Open fitzthum opened 5 months ago
salmanyam
commented
3 months ago @fitzthum We have also experienced a similar issue for AMD "genoa" platform where we found that the cert-chain is null in the attestation report. We communicated with the KDS to fetch the cert-chain for the verification in order to complete our use case. We can submit a pull request to enable this functionality. What do you think?
fitzthum
commented
3 months ago Sure. Note that @niteeshkd has a PR for Kata to allow us to specify the cert chain from the host side.
I think we could also add support to the verifier to download the VCEK if it is not provided. Note that the ARK/ASK/ASVK are hard-coded into the verifier but we don't yet have the Genoa certs there. It should be easy to add them.

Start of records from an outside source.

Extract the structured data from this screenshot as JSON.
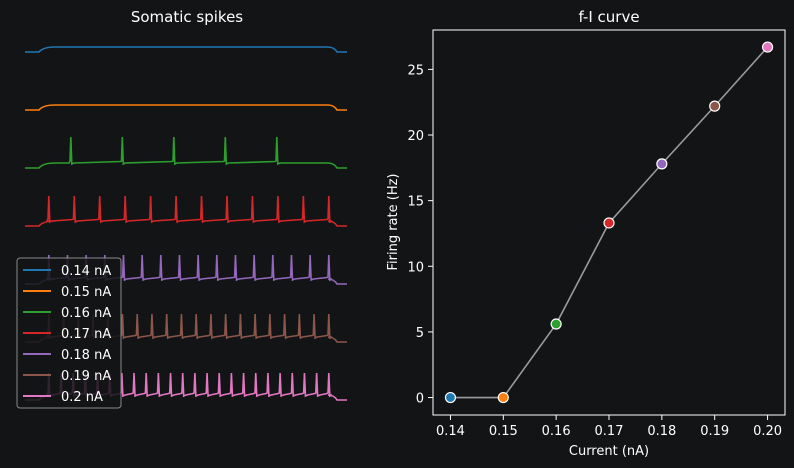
{
  "chart_data": [
    {
      "type": "line",
      "title": "Somatic spikes",
      "xlabel": "",
      "ylabel": "",
      "axes_visible": false,
      "series": [
        {
          "name": "0.14 nA",
          "color": "#1f77b4",
          "current_nA": 0.14,
          "spike_count": 0
        },
        {
          "name": "0.15 nA",
          "color": "#ff7f0e",
          "current_nA": 0.15,
          "spike_count": 0
        },
        {
          "name": "0.16 nA",
          "color": "#2ca02c",
          "current_nA": 0.16,
          "spike_count": 5
        },
        {
          "name": "0.17 nA",
          "color": "#d62728",
          "current_nA": 0.17,
          "spike_count": 12
        },
        {
          "name": "0.18 nA",
          "color": "#9467bd",
          "current_nA": 0.18,
          "spike_count": 16
        },
        {
          "name": "0.19 nA",
          "color": "#8c564b",
          "current_nA": 0.19,
          "spike_count": 20
        },
        {
          "name": "0.2 nA",
          "color": "#e377c2",
          "current_nA": 0.2,
          "spike_count": 24
        }
      ],
      "legend_position": "lower-left"
    },
    {
      "type": "line",
      "title": "f-I curve",
      "xlabel": "Current (nA)",
      "ylabel": "Firing rate (Hz)",
      "xlim": [
        0.1367,
        0.2033
      ],
      "ylim": [
        -1.33,
        28.0
      ],
      "x_ticks": [
        "0.14",
        "0.15",
        "0.16",
        "0.17",
        "0.18",
        "0.19",
        "0.20"
      ],
      "y_ticks": [
        "0",
        "5",
        "10",
        "15",
        "20",
        "25"
      ],
      "x_tick_values": [
        0.14,
        0.15,
        0.16,
        0.17,
        0.18,
        0.19,
        0.2
      ],
      "y_tick_values": [
        0,
        5,
        10,
        15,
        20,
        25
      ],
      "line_color": "#9a9a9a",
      "x": [
        0.14,
        0.15,
        0.16,
        0.17,
        0.18,
        0.19,
        0.2
      ],
      "y": [
        0,
        0,
        5.6,
        13.3,
        17.8,
        22.2,
        26.7
      ],
      "point_colors": [
        "#1f77b4",
        "#ff7f0e",
        "#2ca02c",
        "#d62728",
        "#9467bd",
        "#8c564b",
        "#e377c2"
      ],
      "grid": false
    }
  ]
}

I think @AdithyaKrishnan might be working on something in this area, but if you already have the code you should post it.
larrydewey
commented
3 months ago I think this would be an excellent feature. I will follow-up with @AdithyaKrishnan to see what the status of the Genoa certificates are.
hashimotor-ntt
commented
2 weeks ago We hit the same Genoa issue. Additionally, the chain KDS provides for Milan and Genoa omits the ASVK. We'll follow the approaches by @salmanyam or @AdithyaKrishnan if they have already addressed those issues. Or I might bring a workaround to ignore ASVK and adapt Genoa certs, instead of the fundamental fix of changing load_milan_cert_chain() to load_cert_chain() and adding the fallback.
salmanyam
commented
2 weeks ago @hashimotor-ntt We have a working solution for Genoa, and we trying to implement our solution universal, at least a solution that works for both Genoa and Milan. We are currently testing the solution, and experiencing a minor issue on Milan. As soon as we fix the issue, we will submit a PR.
If the cert chain does not include the extended report, we should connect to the KDS to get it.